Nunca fui de hacer compras hasta que tuve la necesidad de hacerlo. El concubinato y mi adicción por algunas ensaladas me impulsaron a hacerlo. Pasó hace unos años en una de esas verdulerías que hay en el abasto. Eran esos años en los que convenía comprar allí porque las verdulerías del centro no tenían ni buenos precios ni buenas berenjenas. Así que fui nomás en una camioneta de la que disponía una vez por semana. Y me dispuse a comprar con mi novia Maria que por esos años alumbraba mis días.
Pero antes de bajar yo le iba a dar clases de regateo. Había visto muchas veces esas señoras que empiezan a hablarle al verdulero y chiste tras lugar común y comentario del tiempo van haciendo sus bonus extra y a final se animan a regatear por el total del costo del grupete de bolsas llenas. Y si el verdulero protesta la señora le sigue hablando y pidiendo perejil o algún otro suplemento dietario de poco costo. De modo tal que el verdulero se rinde y acepta cobrarle un poco menos.
Considerando ese arte de ama de casa, le digo a mi novia: “mira Maria, así se regatea” y bajamos del vehículo y comenzamos a elegir la mercadería. El muchacho que me atendió iba anotando en un papelito los costos de los kilos, y de los kilos y medio de diversas frutas y verduras mientras los embolsaba con celeridad. Y yo mentalmente iba haciendo una suma hipotética de cuánto iba sumando la cuenta total. Una bolsa más y yo cargaba mi planilla Excel mental con los datos. Uno con cincuenta, más uno con setenta y cinco, más dos pesos, (eran otras épocas, de allí los bajos precios comparados con los actuales) más dos con veinte… etc.
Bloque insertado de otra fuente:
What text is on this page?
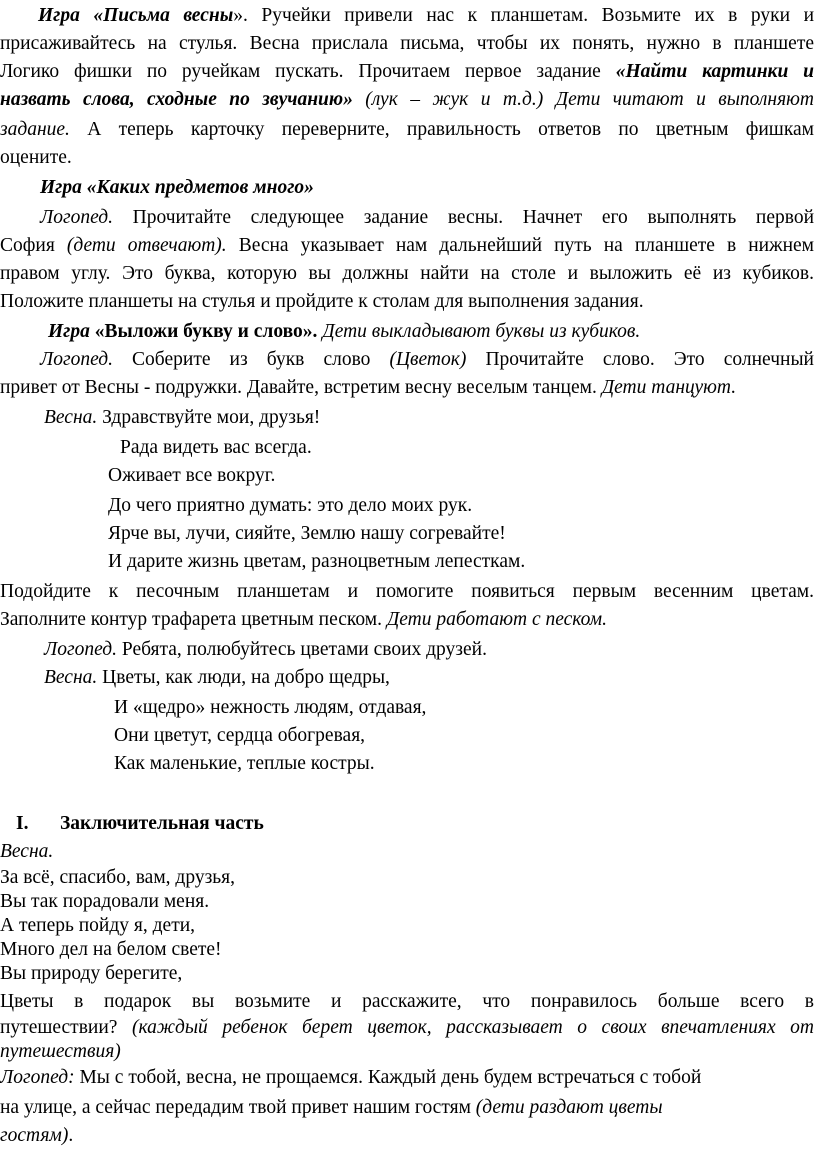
Игра «Письма весны». Ручейки привели нас к планшетам. Возьмите их в руки и
присаживайтесь на стулья. Весна прислала письма, чтобы их понять, нужно в планшете
Логико фишки по ручейкам пускать. Прочитаем первое задание «Найти картинки и
назвать слова, сходные по звучанию» (лук – жук и т.д.) Дети читают и выполняют
задание. А теперь карточку переверните, правильность ответов по цветным фишкам
оцените.
Игра «Каких предметов много»
Логопед. Прочитайте следующее задание весны. Начнет его выполнять первой
София (дети отвечают). Весна указывает нам дальнейший путь на планшете в нижнем
правом углу. Это буква, которую вы должны найти на столе и выложить её из кубиков.
Положите планшеты на стулья и пройдите к столам для выполнения задания.
Игра «Выложи букву и слово». Дети выкладывают буквы из кубиков.
Логопед. Соберите из букв слово (Цветок) Прочитайте слово. Это солнечный
привет от Весны - подружки. Давайте, встретим весну веселым танцем. Дети танцуют.
Весна. Здравствуйте мои, друзья!
Рада видеть вас всегда.
Оживает все вокруг.
До чего приятно думать: это дело моих рук.
Ярче вы, лучи, сияйте, Землю нашу согревайте!
И дарите жизнь цветам, разноцветным лепесткам.
Подойдите к песочным планшетам и помогите появиться первым весенним цветам.
Заполните контур трафарета цветным песком. Дети работают с песком.
Логопед. Ребята, полюбуйтесь цветами своих друзей.
Весна. Цветы, как люди, на добро щедры,
И «щедро» нежность людям, отдавая,
Они цветут, сердца обогревая,
Как маленькие, теплые костры.
I. Заключительная часть
Весна.
За всё, спасибо, вам, друзья,
Вы так порадовали меня.
А теперь пойду я, дети,
Много дел на белом свете!
Вы природу берегите,
Цветы в подарок вы возьмите и расскажите, что понравилось больше всего в
путешествии? (каждый ребенок берет цветок, рассказывает о своих впечатлениях от
путешествия)
Логопед: Мы с тобой, весна, не прощаемся. Каждый день будем встречаться с тобой
на улице, а сейчас передадим твой привет нашим гостям (дети раздают цветы
гостям).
Llega el momento crucial, el verdulero me dice:
-¿Que va a llevá algo má, amigo?
-No eso es todo-. Repliqué mientras hacía los cálculos finales en mi mente de cuánto sería el total de la cuenta en mi ágil cerebro regateador. El resultado de esa operación aritmética introvertida daba $11,50. Y yo tenía ya preparada en la punta de la lengua la cifra regateadora final. La tenía en la punta de la lengua para apurar y ganarle en velocidad el vendedor… según había visto a muchas señoras en otras verdulerías.
Ya listo a discutir el precio del total, a viva voz, le pregunto al muchacho:
-¿Cuánto es?- esperando que me dijera un número cercano a mis cálculos.
Entonces el verdulero, se saca vistosamente la lapicera de la oreja izquierda (era zurdo) y hace rápidamente la suma. Yo estaba impaciente mientras esperaba la cifra total: Once, once con cincuenta, doce... Yo ya tenía en la gatera mi cifra redonda. Y ahí el tipo me dice:
-Son nueve con veinticinco.
Y yo le contesto rápido y fuerte.
-Te doy diez y quedamos hechos.
Ahí fue cuando abrimos los ojos los dos, un poco desorbitados. El verdulero me miró con ojos profundos y un poco asustados. Yo lo miro con el mismo gesto de que no entendía nada. Entonces colorado como un tomate perita le digo:
-Bueno, por los cincuenta centavos me llevo una manzana y un poco de perejil… chau hasta luego. Manoteando una manzana y una banana porque no encontré el perejil, subí rápido a la camioneta. Cuando me alejaba vimos por el retrovisor que el verdulero todavía tenía la lapicera en la mano y la vista suspendida en el aire lejano y fétido de las verdulerías del abasto.